外国人監督がやってきた!-【回想】敗戦処理。生観戦録- 第2回 1975年(昭和50年)編

blogで毎月2日に掲載している 敗戦処理。が生観戦した野球場 がもうすぐネタ切れになるので、隔月掲載として、その間、「敗戦処理。生観戦録- my only one game of each year」 をはさむことにします。1974(昭和49)に初めてプロ野球を生観戦した敗戦処理。はその後毎年、途切れることなく数試合から十数試合を生観戦しています。そこで一年単位にその年の生観戦で最も印象に残っている試合を選び出し、その試合の感想をあらためて書いていきたいと思います。年齢不詳の敗戦処理。

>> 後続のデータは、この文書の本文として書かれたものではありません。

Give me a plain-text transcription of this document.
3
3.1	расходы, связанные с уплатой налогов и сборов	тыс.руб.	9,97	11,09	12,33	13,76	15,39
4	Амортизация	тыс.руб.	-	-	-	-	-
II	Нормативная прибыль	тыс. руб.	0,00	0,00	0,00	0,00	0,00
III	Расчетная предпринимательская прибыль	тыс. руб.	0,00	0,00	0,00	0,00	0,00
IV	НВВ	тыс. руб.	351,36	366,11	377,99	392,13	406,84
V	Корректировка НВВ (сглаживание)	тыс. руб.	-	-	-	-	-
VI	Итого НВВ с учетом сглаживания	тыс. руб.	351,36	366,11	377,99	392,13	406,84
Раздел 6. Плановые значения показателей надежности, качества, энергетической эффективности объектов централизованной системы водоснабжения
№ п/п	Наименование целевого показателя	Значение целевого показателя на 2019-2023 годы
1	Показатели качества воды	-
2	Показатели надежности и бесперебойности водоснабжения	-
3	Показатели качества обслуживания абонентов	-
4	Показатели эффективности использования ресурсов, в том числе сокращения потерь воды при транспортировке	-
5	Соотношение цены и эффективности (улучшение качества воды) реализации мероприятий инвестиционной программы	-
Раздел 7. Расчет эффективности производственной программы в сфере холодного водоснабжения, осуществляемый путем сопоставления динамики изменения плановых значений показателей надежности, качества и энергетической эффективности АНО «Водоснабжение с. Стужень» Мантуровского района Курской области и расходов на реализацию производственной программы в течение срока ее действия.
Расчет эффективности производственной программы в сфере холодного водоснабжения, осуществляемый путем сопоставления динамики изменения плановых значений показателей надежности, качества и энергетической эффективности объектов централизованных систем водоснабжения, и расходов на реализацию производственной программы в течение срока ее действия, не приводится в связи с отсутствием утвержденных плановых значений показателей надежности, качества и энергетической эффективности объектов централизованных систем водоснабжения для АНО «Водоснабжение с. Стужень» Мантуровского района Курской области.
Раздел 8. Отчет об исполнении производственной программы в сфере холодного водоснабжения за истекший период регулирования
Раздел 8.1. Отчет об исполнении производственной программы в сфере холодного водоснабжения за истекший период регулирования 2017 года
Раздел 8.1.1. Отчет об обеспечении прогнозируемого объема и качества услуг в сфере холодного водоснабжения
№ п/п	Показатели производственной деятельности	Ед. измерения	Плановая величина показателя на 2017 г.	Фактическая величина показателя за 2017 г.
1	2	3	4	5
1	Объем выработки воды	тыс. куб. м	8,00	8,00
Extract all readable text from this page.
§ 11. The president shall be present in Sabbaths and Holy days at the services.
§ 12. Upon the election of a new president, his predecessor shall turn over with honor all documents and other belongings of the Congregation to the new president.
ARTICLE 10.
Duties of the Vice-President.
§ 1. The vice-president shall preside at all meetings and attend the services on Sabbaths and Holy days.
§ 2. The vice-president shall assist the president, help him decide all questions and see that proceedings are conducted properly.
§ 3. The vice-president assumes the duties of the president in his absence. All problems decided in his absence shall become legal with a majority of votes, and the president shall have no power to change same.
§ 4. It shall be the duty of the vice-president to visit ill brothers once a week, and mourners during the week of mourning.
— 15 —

ですが同年代の日本の野球ファンの方に「そういえば、あんな試合があったな」と懐かしんでもらえれば幸いです。

【回想】敗戦処理。生観戦録- my only one game of each year 第2回 1975(昭和50年)

1975年の観戦試合数はさほど多くなく、約三十年前の記憶をたどると、浮かび上がるのは近所の友人多数とともに観戦したセ・リーグ開幕戦、スワローズ対カープ戦が思い出される。

同じ開幕戦なら、後楽園で行われた、就任したばかりの長嶋巨人の開幕戦の方がよかったはずなのだが、チケットが取れなかったのか、何故だかわからないが神宮球場である。

前年、Aクラス入り(三位)を果たした荒川博監督率いるスワローズと、(日本でプレー経験のある与那嶺要を除けば)初の外国人監督、ジョー・ルーツを迎えて心機一転新しいチームをつくろうとしているカープの対戦だ。まずは先発メンバーを見てみよう。

カープ

()大下剛史

()山本一義

()山本浩二

()ホプキンス

()衣笠祥雄

()シェーン

()三村敏之

()道原博幸

()外木場義郎

()荒川堯

()船田和英

()若松勉

()大杉勝男

()ロジャー

()山下慶徳

()大矢明彦

()永尾泰憲

()松岡弘

1975年4月5日・神宮】

C 022 000 100 =5

S 000 000 010 =1

C)○外木場-道原

S)●松岡弘、簾内政雄、会田照夫-大矢

本塁打)山本浩1号2ラン(松岡弘・3回)、大下1号(簾内・7回)

この年、カープはルーツ監督のシーズン序盤での辞任という危機を乗り越え、後を継いだ古葉竹識監督がルーツの遺志を継いで球団史上初優勝を果たした。対戦相手のスワローズもこの三年後に球団史上初優勝を果たす。長嶋監督率いるジャイアンツは球団史上初の最下位に沈んだ。ジャイアンツ一辺倒の時代から混戦の時代へとの転換期ともいえる時代。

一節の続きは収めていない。